Einstein’s formula of happiness

By: Radel Paredes October 29,2017 - 01:03 AM

PAREDES

A simple note scribbled by Albert Einstein on a hotel stationery and given to a bellboy in lieu of a tip at the Imperial Hotel in Tokyo in 1922 has recently been sold at an Israeli auction house to an anonymous bidder for $1.56 million. Originally written in German, it reads: “A calm and modest life brings more happiness than the pursuit of success combined with constant restlessness.” Actually, Einstein also wrote on the second page of the stationery: “Where there’s a will there’s a way.” That second note also sold for $240,000.

The story goes that Einstein, who had just won the Nobel Prize, went to Japan as part of his lecture tour in Asia. He was surprised to see a crowd of 2,500 people gathered at the lecture hall waiting eagerly to see him. This huge crowd was proof that he was getting famous worldwide, a rare achievement for an astrophysicist at that time.

Having to deal with instant fame was probably what Einstein had in mind when he wrote that note. He had just arrived at his room in the hotel after being given a grand reception at the lecture hall when he met that bellboy. After handing out his note to him, he told him to keep it as it might be worth something someday. Like many of his statements, that advice proved prophetic.

The note was sold to the auction house by the grandson of the bellboy’s brother, who is now living in Germany. He was reported to be so elated when he learned that he had just become a millionaire.

It was a twist of fate, for money would be the last thing on Einstein’s mind when he thought of the formula for happiness. Yet, he also once said that “God does not play dice with the universe.”

The irony might be fortuitous, indeed. Einstein himself demonstrated that contradiction. Just when he was about to be attending the award ceremony for the Nobel Prize, he instead went straight to Japan for his lecture. He was obviously not going after the accolades and the drama of big success.

And yet, he could not totally evade it. He made science popular worldwide and his fans were growing. Crowds followed him in Japan, even at his lectures. They stayed long to listen to him talk. In his Tokyo lecture alone, it took him four hours because of the translations. And yet the people stayed. Such is the power of the astrophysicist who had become — no pun intended — a star.

In 1922, radio was just being introduced and it would still be years before the coming of television and decades before the internet. But somehow the world had known about this great scientist who was then trying to unlock the mysteries of the atom, the nature of the cosmos and the prospect of time travel. Those ideas triggered global curiosity. They were just too powerful, too fundamental to be ignored.
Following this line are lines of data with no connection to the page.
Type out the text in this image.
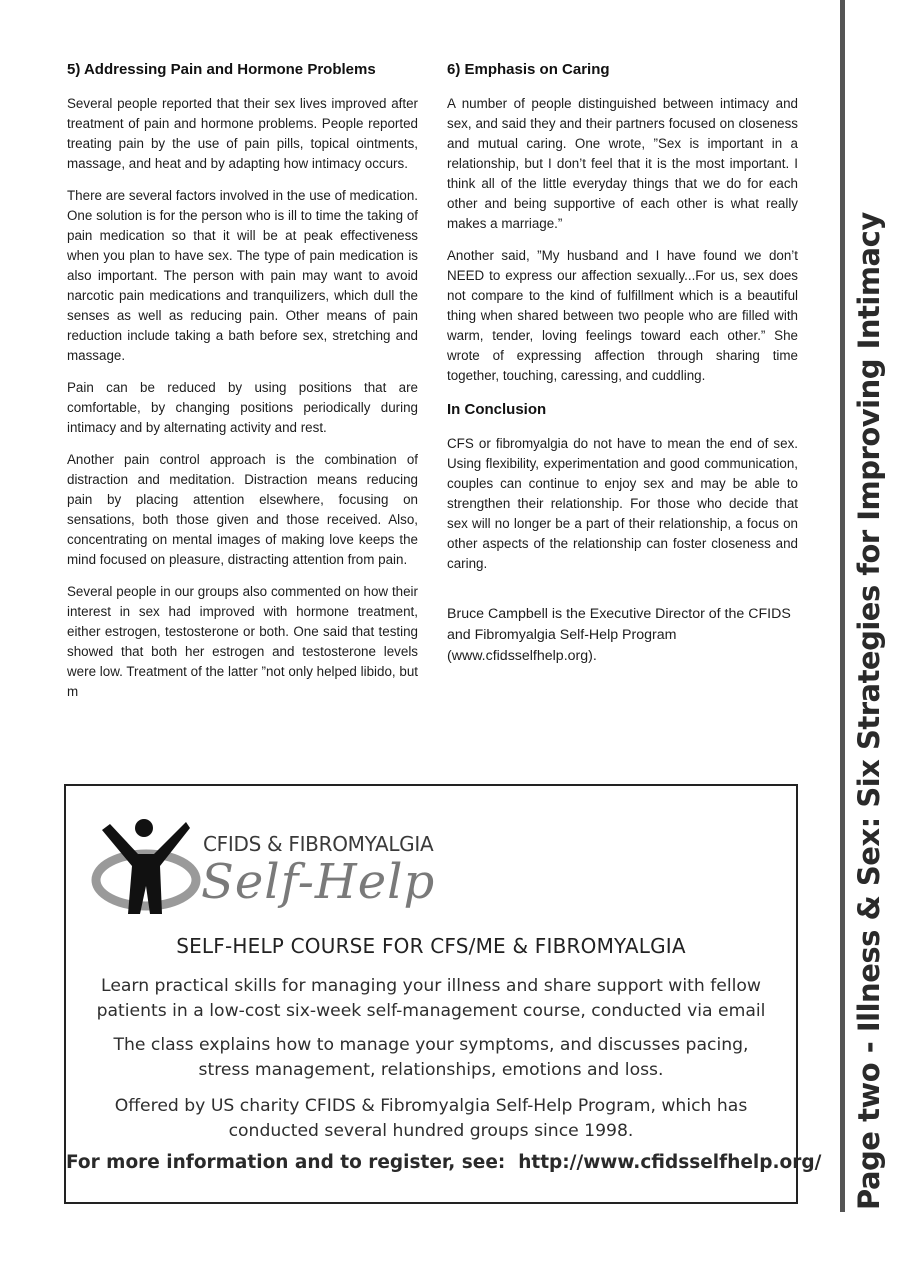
5) Addressing Pain and Hormone Problems

Several people reported that their sex lives improved after treatment of pain and hormone problems. People reported treating pain by the use of pain pills, topical ointments, massage, and heat and by adapting how intimacy occurs.

There are several factors involved in the use of medication. One solution is for the person who is ill to time the taking of pain medication so that it will be at peak effectiveness when you plan to have sex. The type of pain medication is also important. The person with pain may want to avoid narcotic pain medications and tranquilizers, which dull the senses as well as reducing pain. Other means of pain reduction include taking a bath before sex, stretching and massage.

Pain can be reduced by using positions that are comfortable, by changing positions periodically during intimacy and by alternating activity and rest.

Another pain control approach is the combination of distraction and meditation. Distraction means reducing pain by placing attention elsewhere, focusing on sensations, both those given and those received. Also, concentrating on mental images of making love keeps the mind focused on pleasure, distracting attention from pain.

Several people in our groups also commented on how their interest in sex had improved with hormone treatment, either estrogen, testosterone or both. One said that testing showed that both her estrogen and testosterone levels were low. Treatment of the latter ”not only helped libido, but m

6) Emphasis on Caring

A number of people distinguished between intimacy and sex, and said they and their partners focused on closeness and mutual caring. One wrote, ”Sex is important in a relationship, but I don’t feel that it is the most important. I think all of the little everyday things that we do for each other and being supportive of each other is what really makes a marriage.”

Another said, ”My husband and I have found we don’t NEED to express our affection sexually...For us, sex does not compare to the kind of fulfillment which is a beautiful thing when shared between two people who are filled with warm, tender, loving feelings toward each other.” She wrote of expressing affection through sharing time together, touching, caressing, and cuddling.

In Conclusion

CFS or fibromyalgia do not have to mean the end of sex. Using flexibility, experimentation and good communication, couples can continue to enjoy sex and may be able to strengthen their relationship. For those who decide that sex will no longer be a part of their relationship, a focus on other aspects of the relationship can foster closeness and caring.

Bruce Campbell is the Executive Director of the CFIDS and Fibromyalgia Self-Help Program (www.cfidsselfhelp.org).	Page two - Illness & Sex: Six Strategies for Improving Intimacy
CFIDS & FIBROMYALGIA
Self-Help
SELF-HELP COURSE FOR CFS/ME & FIBROMYALGIA
Learn practical skills for managing your illness and share support with fellow patients in a low-cost six-week self-management course, conducted via email
The class explains how to manage your symptoms, and discusses pacing, stress management, relationships, emotions and loss.
Offered by US charity CFIDS & Fibromyalgia Self-Help Program, which has conducted several hundred groups since 1998.
For more information and to register, see: http://www.cfidsselfhelp.org/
Einstein took his growing popularity as an opportunity to promote not only science but world peace during those years when the world had just seen the horrors of the first global war and was starting to see signs that there would be another one coming.

So perhaps, that was one reason why he went to Japan and the rest of Asia for his lecture series. And still another paradox of this great genius: he had the gift of simplicity, of being able to explain some of the most complex theories in a language that people can understand. That helped made him a global pop icon.
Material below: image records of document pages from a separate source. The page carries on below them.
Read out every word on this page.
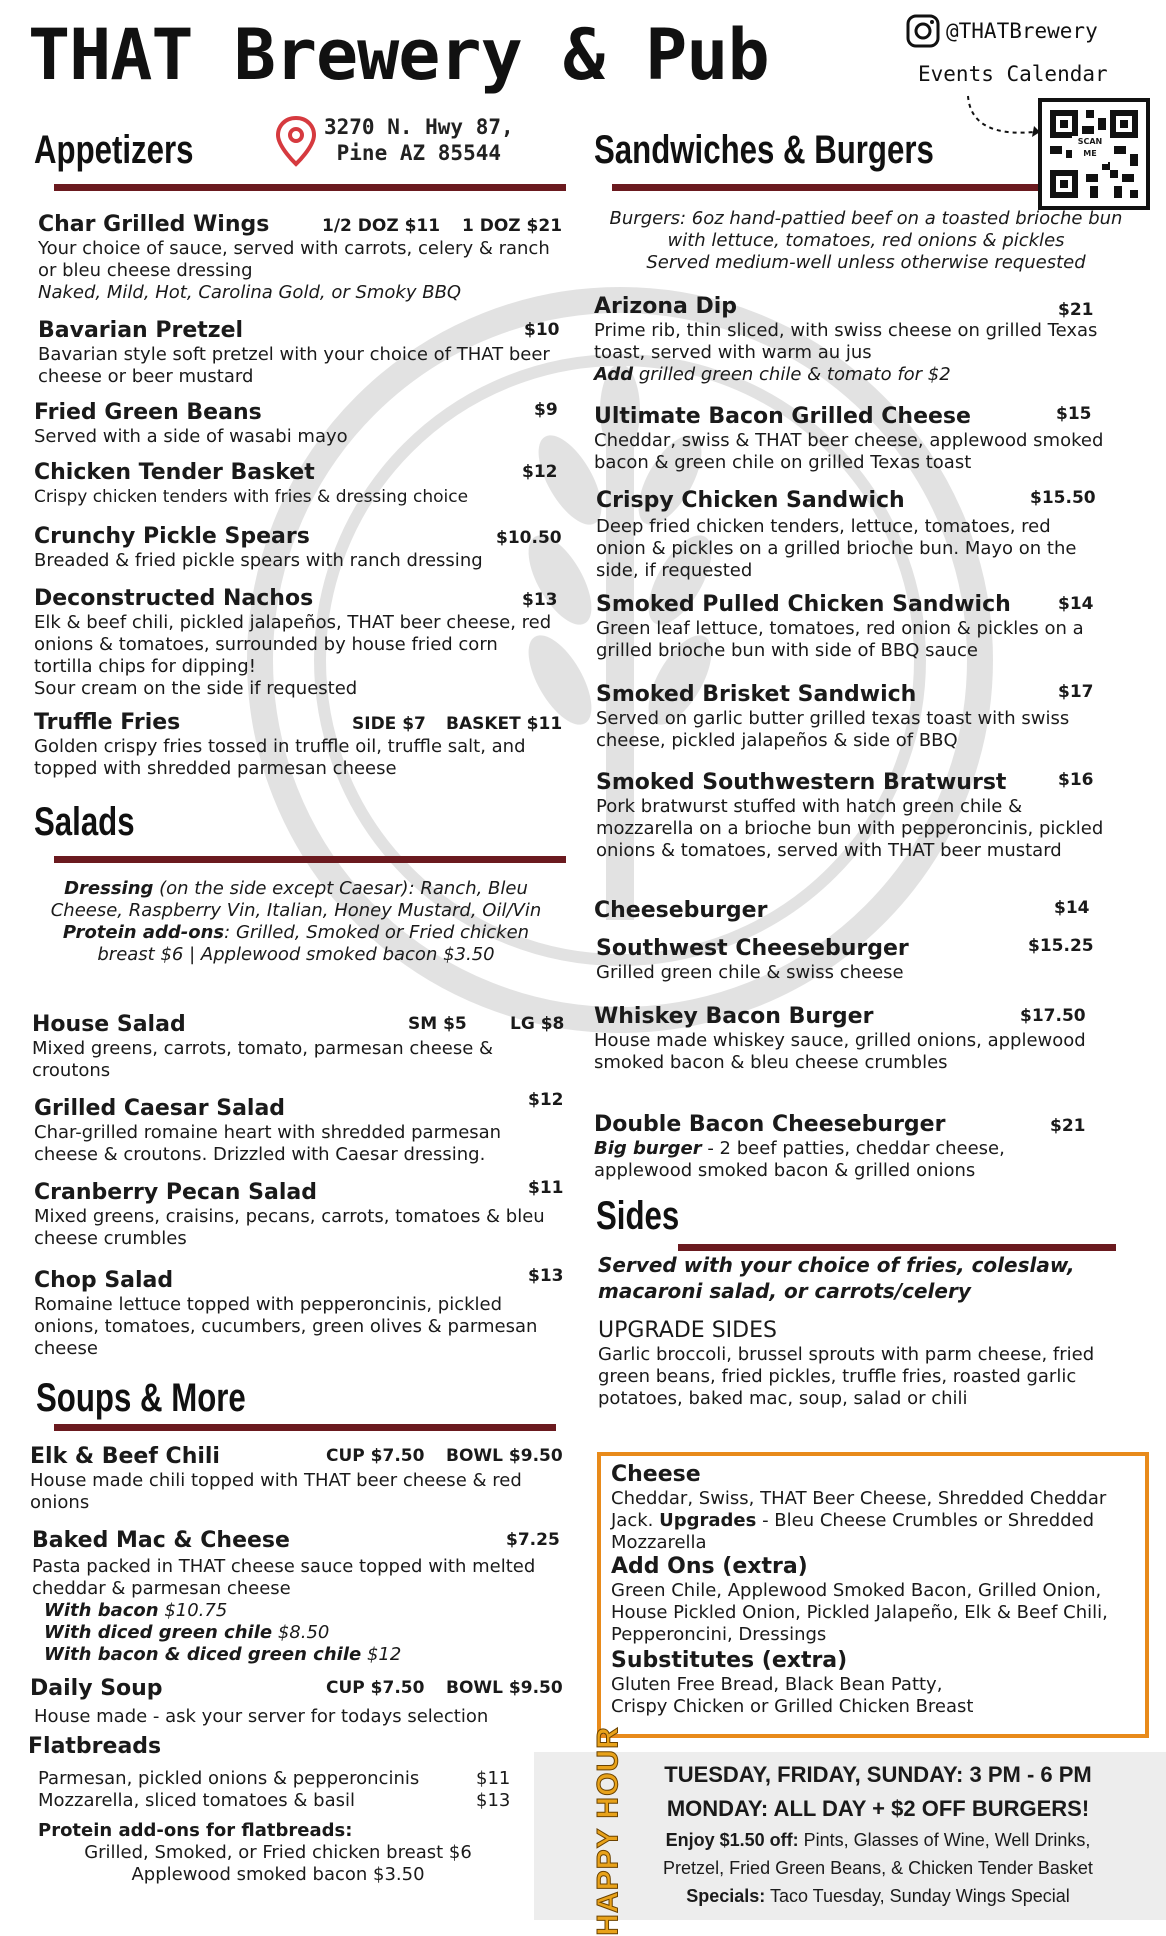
THAT Brewery & Pub	@THATBrewery
Events Calendar
SCAN ME
3270 N. Hwy 87,
Pine AZ 85544
Appetizers
Char Grilled Wings	1/2 DOZ $11 1 DOZ $21
Your choice of sauce, served with carrots, celery & ranch or bleu cheese dressing
Naked, Mild, Hot, Carolina Gold, or Smoky BBQ
Bavarian Pretzel	$10
Bavarian style soft pretzel with your choice of THAT beer cheese or beer mustard
Fried Green Beans	$9
Served with a side of wasabi mayo
Chicken Tender Basket	$12
Crispy chicken tenders with fries & dressing choice
Crunchy Pickle Spears	$10.50
Breaded & fried pickle spears with ranch dressing
Deconstructed Nachos	$13
Elk & beef chili, pickled jalapeños, THAT beer cheese, red onions & tomatoes, surrounded by house fried corn tortilla chips for dipping!
Sour cream on the side if requested
Truffle Fries	SIDE $7 BASKET $11
Golden crispy fries tossed in truffle oil, truffle salt, and topped with shredded parmesan cheese
Salads
Dressing (on the side except Caesar): Ranch, Bleu Cheese, Raspberry Vin, Italian, Honey Mustard, Oil/Vin
Protein add-ons: Grilled, Smoked or Fried chicken breast $6 | Applewood smoked bacon $3.50
House Salad	SM $5	LG $8
Mixed greens, carrots, tomato, parmesan cheese & croutons
Grilled Caesar Salad	$12
Char-grilled romaine heart with shredded parmesan cheese & croutons. Drizzled with Caesar dressing.
Cranberry Pecan Salad	$11
Mixed greens, craisins, pecans, carrots, tomatoes & bleu cheese crumbles
Chop Salad	$13
Romaine lettuce topped with pepperoncinis, pickled onions, tomatoes, cucumbers, green olives & parmesan cheese
Soups & More
Elk & Beef Chili	CUP $7.50 BOWL $9.50
House made chili topped with THAT beer cheese & red onions
Baked Mac & Cheese	$7.25
Pasta packed in THAT cheese sauce topped with melted cheddar & parmesan cheese
With bacon $10.75
With diced green chile $8.50
With bacon & diced green chile $12
Daily Soup	CUP $7.50 BOWL $9.50
House made - ask your server for todays selection
Flatbreads
Parmesan, pickled onions & pepperoncinis	$11
Mozzarella, sliced tomatoes & basil	$13
Protein add-ons for flatbreads:
Grilled, Smoked, or Fried chicken breast $6
Applewood smoked bacon $3.50
Sandwiches & Burgers
Burgers: 6oz hand-pattied beef on a toasted brioche bun
with lettuce, tomatoes, red onions & pickles
Served medium-well unless otherwise requested
Arizona Dip	$21
Prime rib, thin sliced, with swiss cheese on grilled Texas toast, served with warm au jus
Add grilled green chile & tomato for $2
Ultimate Bacon Grilled Cheese	$15
Cheddar, swiss & THAT beer cheese, applewood smoked bacon & green chile on grilled Texas toast
Crispy Chicken Sandwich	$15.50
Deep fried chicken tenders, lettuce, tomatoes, red onion & pickles on a grilled brioche bun. Mayo on the side, if requested
Smoked Pulled Chicken Sandwich	$14
Green leaf lettuce, tomatoes, red onion & pickles on a grilled brioche bun with side of BBQ sauce
Smoked Brisket Sandwich	$17
Served on garlic butter grilled texas toast with swiss cheese, pickled jalapeños & side of BBQ
Smoked Southwestern Bratwurst	$16
Pork bratwurst stuffed with hatch green chile & mozzarella on a brioche bun with pepperoncinis, pickled onions & tomatoes, served with THAT beer mustard
Cheeseburger	$14
Southwest Cheeseburger	$15.25
Grilled green chile & swiss cheese
Whiskey Bacon Burger	$17.50
House made whiskey sauce, grilled onions, applewood smoked bacon & bleu cheese crumbles
Double Bacon Cheeseburger	$21
Big burger - 2 beef patties, cheddar cheese, applewood smoked bacon & grilled onions
Sides
Served with your choice of fries, coleslaw, macaroni salad, or carrots/celery
UPGRADE SIDES
Garlic broccoli, brussel sprouts with parm cheese, fried green beans, fried pickles, truffle fries, roasted garlic potatoes, baked mac, soup, salad or chili
Cheese
Cheddar, Swiss, THAT Beer Cheese, Shredded Cheddar Jack. Upgrades - Bleu Cheese Crumbles or Shredded Mozzarella
Add Ons (extra)
Green Chile, Applewood Smoked Bacon, Grilled Onion, House Pickled Onion, Pickled Jalapeño, Elk & Beef Chili, Pepperoncini, Dressings
Substitutes (extra)
Gluten Free Bread, Black Bean Patty,
Crispy Chicken or Grilled Chicken Breast
HAPPY HOUR	TUESDAY, FRIDAY, SUNDAY: 3 PM - 6 PM
MONDAY: ALL DAY + $2 OFF BURGERS!
Enjoy $1.50 off: Pints, Glasses of Wine, Well Drinks,
Pretzel, Fried Green Beans, & Chicken Tender Basket
Specials: Taco Tuesday, Sunday Wings Special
Yet, he knew too well that with success comes the stress of having to always keep it up or, rather, keep up with it. The “constant anxiety,” as he very well put it. And, of course, like most wise men, he knew the more enduring joy that comes with modesty and living simply.

This made Einstein truly an extraordinary man. Most of us, in contrast, are so preoccupied with success that is usually marked by acquisition of wealth, power and fame at different levels. We are so obsessed with the common pursuit of such things unmindful that along with it comes the constant restlessness of having to keep up with the Joneses.

But for Einstein, it’s not the Joneses but the ordinary Joe who may actually come closer to real happiness, given the simplicity and modesty of his own life. And so, in that hotel in Tokyo, Einstein gave a rather strange gift to a stranger, a tip that much later on would be worth more than a million dollars. It did not change the life of that bellboy. But it did make his descendants years later a lot happier. At least for the time being.

One thing for sure, it pays to be a relative of Albert Einstein, no matter how distant. Now, that’s another take on the theory of relativity.